The district was impressed with Huber’s approach to teaching and her interest in incorporating mindfulness into the classroom. “Mindfulness is something that I focus on in my classrooms and that’s my priority—making sure students feel safe in that space and feel some kind of ownership over their learning,” she said. “A lot of sixth grade is less about the curriculum and the content, and more about teaching students how to be good citizens and good students—all of that character-building. That is something that I took a big interest in while I was at SUNY Potsdam. I did a lot with positive psychology and the positivity project at local schools,” Huber said.

Huber enrolled at SUNY Potsdam as a transfer student because of the College’s incredible reputation for teacher education. “It was either SUNY Potsdam or SUNY Plattsburgh for me, and Potsdam has the foundation of being a Normal School back in the 1800s and just really having that focus on education. I wanted my diploma to say SUNY Potsdam and people to recognize that it’s a teaching school—that really led my decision,” Huber said.

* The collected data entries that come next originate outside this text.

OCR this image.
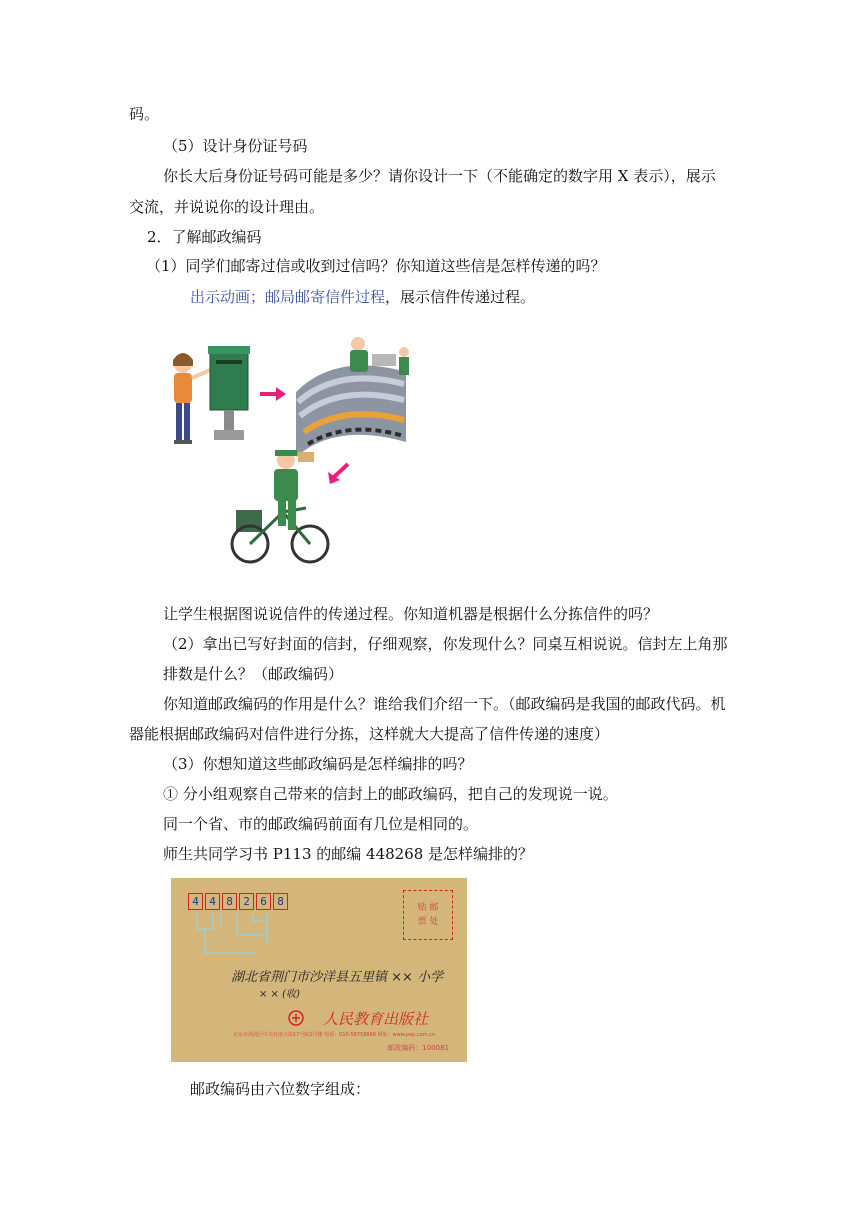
码。
（5）设计身份证号码
你长大后身份证号码可能是多少？请你设计一下（不能确定的数字用 X 表示），展示
交流，并说说你的设计理由。
2．了解邮政编码
（1）同学们邮寄过信或收到过信吗？你知道这些信是怎样传递的吗？
出示动画；邮局邮寄信件过程，展示信件传递过程。
让学生根据图说说信件的传递过程。你知道机器是根据什么分拣信件的吗？
（2）拿出已写好封面的信封，仔细观察，你发现什么？同桌互相说说。信封左上角那
排数是什么？（邮政编码）
你知道邮政编码的作用是什么？谁给我们介绍一下。（邮政编码是我国的邮政代码。机
器能根据邮政编码对信件进行分拣，这样就大大提高了信件传递的速度）
（3）你想知道这些邮政编码是怎样编排的吗？
① 分小组观察自己带来的信封上的邮政编码，把自己的发现说一说。
同一个省、市的邮政编码前面有几位是相同的。
师生共同学习书 P113 的邮编 448268 是怎样编排的？
4 4 8 2 6 8	贴 邮
票 处
湖北省荆门市沙洋县五里镇 ×× 小学
× × (收)
人民教育出版社
北京市海淀区中关村南大街17号院1号楼 电话：010-58758866 网址：www.pep.com.cn
邮政编码：100081
邮政编码由六位数字组成：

She took classes in the Department of English and Communication, where she explored classic literature and honed her writing skills, while also developing the leadership techniques to be a middle / secondary education teacher. Along the way, her professors were there to help her grow.

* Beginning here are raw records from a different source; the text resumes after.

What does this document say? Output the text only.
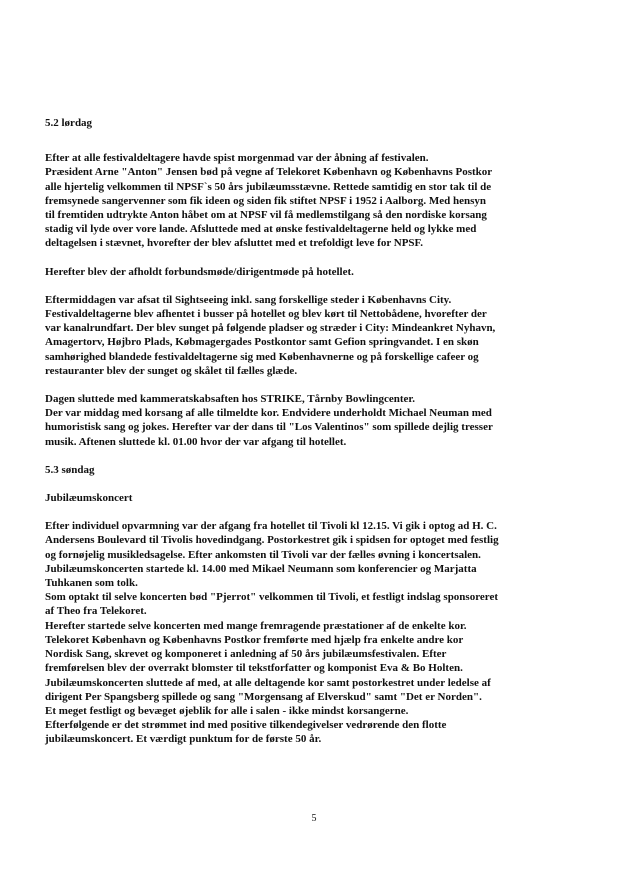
5.2 lørdag
Efter at alle festivaldeltagere havde spist morgenmad var der åbning af festivalen.
Præsident Arne "Anton" Jensen bød på vegne af Telekoret København og Københavns Postkor
alle hjertelig velkommen til NPSF`s 50 års jubilæumsstævne. Rettede samtidig en stor tak til de
fremsynede sangervenner som fik ideen og siden fik stiftet NPSF i 1952 i Aalborg. Med hensyn
til fremtiden udtrykte Anton håbet om at NPSF vil få medlemstilgang så den nordiske korsang
stadig vil lyde over vore lande. Afsluttede med at ønske festivaldeltagerne held og lykke med
deltagelsen i stævnet, hvorefter der blev afsluttet med et trefoldigt leve for NPSF.
Herefter blev der afholdt forbundsmøde/dirigentmøde på hotellet.
Eftermiddagen var afsat til Sightseeing inkl. sang forskellige steder i Københavns City.
Festivaldeltagerne blev afhentet i busser på hotellet og blev kørt til Nettobådene, hvorefter der
var kanalrundfart. Der blev sunget på følgende pladser og stræder i City: Mindeankret Nyhavn,
Amagertorv, Højbro Plads, Købmagergades Postkontor samt Gefion springvandet. I en skøn
samhørighed blandede festivaldeltagerne sig med Københavnerne og på forskellige cafeer og
restauranter blev der sunget og skålet til fælles glæde.
Dagen sluttede med kammeratskabsaften hos STRIKE, Tårnby Bowlingcenter.
Der var middag med korsang af alle tilmeldte kor. Endvidere underholdt Michael Neuman med
humoristisk sang og jokes. Herefter var der dans til "Los Valentinos" som spillede dejlig tresser
musik. Aftenen sluttede kl. 01.00 hvor der var afgang til hotellet.
5.3 søndag
Jubilæumskoncert
Efter individuel opvarmning var der afgang fra hotellet til Tivoli kl 12.15. Vi gik i optog ad H. C.
Andersens Boulevard til Tivolis hovedindgang. Postorkestret gik i spidsen for optoget med festlig
og fornøjelig musikledsagelse. Efter ankomsten til Tivoli var der fælles øvning i koncertsalen.
Jubilæumskoncerten startede kl. 14.00 med Mikael Neumann som konferencier og Marjatta
Tuhkanen som tolk.
Som optakt til selve koncerten bød "Pjerrot" velkommen til Tivoli, et festligt indslag sponsoreret
af Theo fra Telekoret.
Herefter startede selve koncerten med mange fremragende præstationer af de enkelte kor.
Telekoret København og Københavns Postkor fremførte med hjælp fra enkelte andre kor
Nordisk Sang, skrevet og komponeret i anledning af 50 års jubilæumsfestivalen. Efter
fremførelsen blev der overrakt blomster til tekstforfatter og komponist Eva & Bo Holten.
Jubilæumskoncerten sluttede af med, at alle deltagende kor samt postorkestret under ledelse af
dirigent Per Spangsberg spillede og sang "Morgensang af Elverskud" samt "Det er Norden".
Et meget festligt og bevæget øjeblik for alle i salen - ikke mindst korsangerne.
Efterfølgende er det strømmet ind med positive tilkendegivelser vedrørende den flotte
jubilæumskoncert. Et værdigt punktum for de første 50 år.
5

“Dr. Laura Brown was just incredible! She was my advisor and she taught my methods courses,” Huber said. “She would ask me, ‘What do you need? We can get away from the syllabus, and we can talk about what you need as a growing teacher and what you’re scared about.’”

Her final semester at SUNY Potsdam gave her a chance to take what she had learned in the classroom and apply it in a real-world setting. She started student teaching at Massena High School and spent the second half of the semester at Lisbon Central School. There, she had the chance to work with a SUNY Potsdam alumna who implemented relaxation techniques in the classroom. “My mentor teacher, Angela (Zambito) Brown ’09 & ’10, was incredible! She would always do mindfulness at the beginning of class,” Huber said.

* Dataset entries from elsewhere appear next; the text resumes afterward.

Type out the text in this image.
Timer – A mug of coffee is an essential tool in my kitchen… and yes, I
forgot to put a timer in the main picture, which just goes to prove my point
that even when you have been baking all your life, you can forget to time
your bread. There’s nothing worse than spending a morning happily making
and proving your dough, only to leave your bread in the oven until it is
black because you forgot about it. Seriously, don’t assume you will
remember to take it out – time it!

As she takes the reigns to teach her own students now, Huber has stayed connected with SUNY Potsdam secondary English education instructors like Joanne Stiles, who was also her supervisor during her student teaching. Stiles has been talking her through the steps of setting up her classroom with visual aids for the students and other tips to enhance the educational experience. “She’s also been helping me with pacing, because I’ll be teaching sixth grade and I’m more used to high school and upper middle school. So, how do you really slow it down and be patient? We’re working on that, for sure,” Huber said.

Huber recently returned to campus to help SUNY Potsdam students prepare for their upcoming student teaching placements. She stood at the front of a classroom in Satterlee Hall, the same room that she had sat in as an undergraduate, and gave a PowerPoint presentation about best practices for student teaching—something that was an invaluable experience for her. “You can do all of your methods courses and still learn five years’ worth of information just from student teaching because you’re finally in the classroom,” Huber said.

She will be pursuing a master’s degree in the near future while working full time at Waterloo Middle School. “I love New York, and I don’t want to leave,” she said.